Today I want to talk about what may be the most important three-letter acronym when it comes to the U.S. economic recovery: GDP, which stands for Gross Domestic Product.
GDP is the broadest measure of a nation’s economic activity—adding up the total value of all goods and services produced in the U.S. This influential status update on the U.S. economy takes into account net exports, government spending, consumption, investment and inventory. Of course, out of these, the most important component is consumption, which accounts for about two-thirds of GDP.
The latest report is the preliminary revision for second-quarter GDP—because this is such an important report, the Commerce Department officially revises each quarter’s GDP estimates a total of four times: three during the quarter (advance, preliminary and final), as well as a final time once a year in July when the annual benchmark revisions are announced.

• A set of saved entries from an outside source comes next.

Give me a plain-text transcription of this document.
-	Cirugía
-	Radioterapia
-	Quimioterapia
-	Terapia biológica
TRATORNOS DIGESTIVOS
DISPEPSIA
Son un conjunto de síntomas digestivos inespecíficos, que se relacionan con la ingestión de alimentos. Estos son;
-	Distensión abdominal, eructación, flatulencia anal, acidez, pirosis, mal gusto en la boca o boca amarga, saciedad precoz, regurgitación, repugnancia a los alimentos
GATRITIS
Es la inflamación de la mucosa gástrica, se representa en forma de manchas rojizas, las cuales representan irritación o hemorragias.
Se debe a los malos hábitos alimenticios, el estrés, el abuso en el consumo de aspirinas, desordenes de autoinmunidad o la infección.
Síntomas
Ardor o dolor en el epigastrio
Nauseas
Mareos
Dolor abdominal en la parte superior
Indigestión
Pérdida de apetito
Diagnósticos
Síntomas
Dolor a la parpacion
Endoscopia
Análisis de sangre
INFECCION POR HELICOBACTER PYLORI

And what had the newswires buzzing this morning is that second-quarter GDP has been revised to 1.7% growth, compared with the advance estimate of 1.5%. The increase was chalked up to higher consumer spending and exports. As usual, government spending and imports continued to drag GDP down, but to a lesser extent than past quarters.
There’s no doubt that we would have liked to have seen faster growth—after all, it takes a 2% annual rate to make the unemployment rate decline. As we saw with yesterday’s consumer confidence report, Americans are still quite skittish about their job prospects. But the American economy still remains an oasis amid the global slowdown.
To put it into perspective, forecasts call for advanced economies to advance just 1.3% in 2012. For example, Denmark just announced that its second-quarter GDP declined by 0.5% and Spain announced its GDP shrunk 0.4% yesterday.Most developed economies, especially in the eurozone, have been floundering while the U.S. has been posted slow-but-steady growth.
And in this case, I believe that slow, but steady, can still win the race. In the last GDP report, economists upped their first-quarter estimates from 1.9% to 2% growth, and with the housing market heating up and jobless claims remaining well below the 400,000 cutoff, I anticipate that more upward revisions will come.